The thought naturally occurs to Gregor, while he’s at it, to move from outpatient treatment to institutional care by setting up a pigeon clinic. Which raises the question of premises. Since the management of the St. Regis would be most reluctant to house this endeavor, Gregor knows he cannot shelter too many long-term patients in his room. He therefore decides to take in only one at a time, on a case-by-case basis, for short-term or emergency care. To this end, he rents a large aviary from a fowler near the hotel for use as a waiting room, where he can keep his patients before their consultation.
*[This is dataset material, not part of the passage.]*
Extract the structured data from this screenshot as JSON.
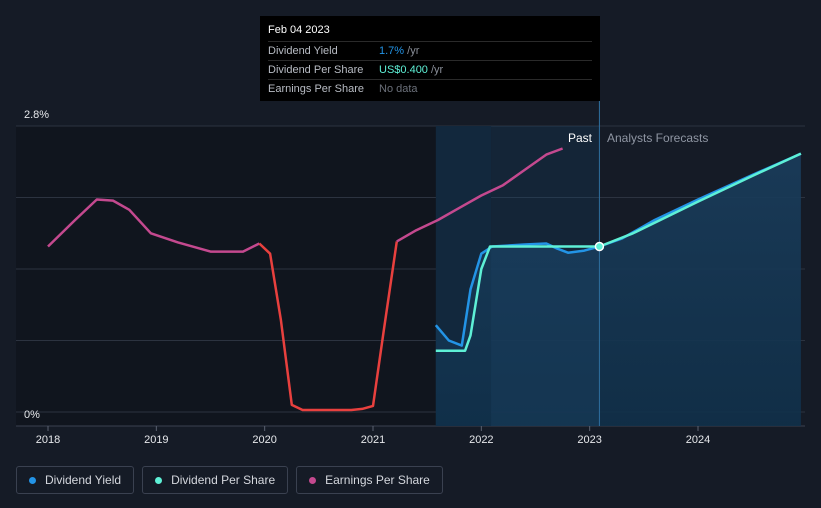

Meanwhile, he pursues his theoretical and practical studies—perfecting his skills in the care of crumpled wings, broken legs, gangrene and alopecias, quick to diagnose fowlpox at a glance, identify gout, detect nematodes, distinguish emphysema from aerophagia—and consults a veterinarian only about the rarest disorders.
His passion does not stop there: increasingly unwilling to be separated from his patients, Gregor resolves to flout the hotel rules by keeping a small group in his room, which he readies beforehand with homemade nests of wire, string, and cotton. Then late one night, after distracting the attention of the night concierge through some subterfuge, he smuggles a large covered crate containing six ailing birds up to his room on the fourteenth floor.
At first he limits the patients to a small rotating group, no more than half a dozen. Since he must sometimes be away tending to what’s left of his affairs at his Blackstone office, Gregor entrusts his charges to a chambermaid, who for a small sum will keep his secret and follow strict instructions regarding the birds. Soon Gregor will expand his operation, however, and the nests will multiply, for there is no lack of invalids: fifteen wounded pigeons will be in residence, then twenty, thirty, and the chambermaid will not be able to handle them all, so Gregor will have to hire two other hotel maids to take turns sitting at their bedsides. The patients will start cooing fortissimo, the fourteenth floor will begin to smell funny, other guests then lodge complaints—and the management of the St. Regis will summon Gregor to demand that he shut down his avian clinic.
This done and the premises disinfected, Gregor must first resign himself to his solitude, limiting his caretaking to daily visits to the aviary, now a dispensary where he regularly brings new patients and works toward their recovery. But things aren’t the same anymore; he always leaves there feeling a bit sad and sometimes, to avoid returning to his empty hotel room, he tries to lift his mood with another walk around Grand Central Station, or else—this afternoon, for example—he goes to get a haircut.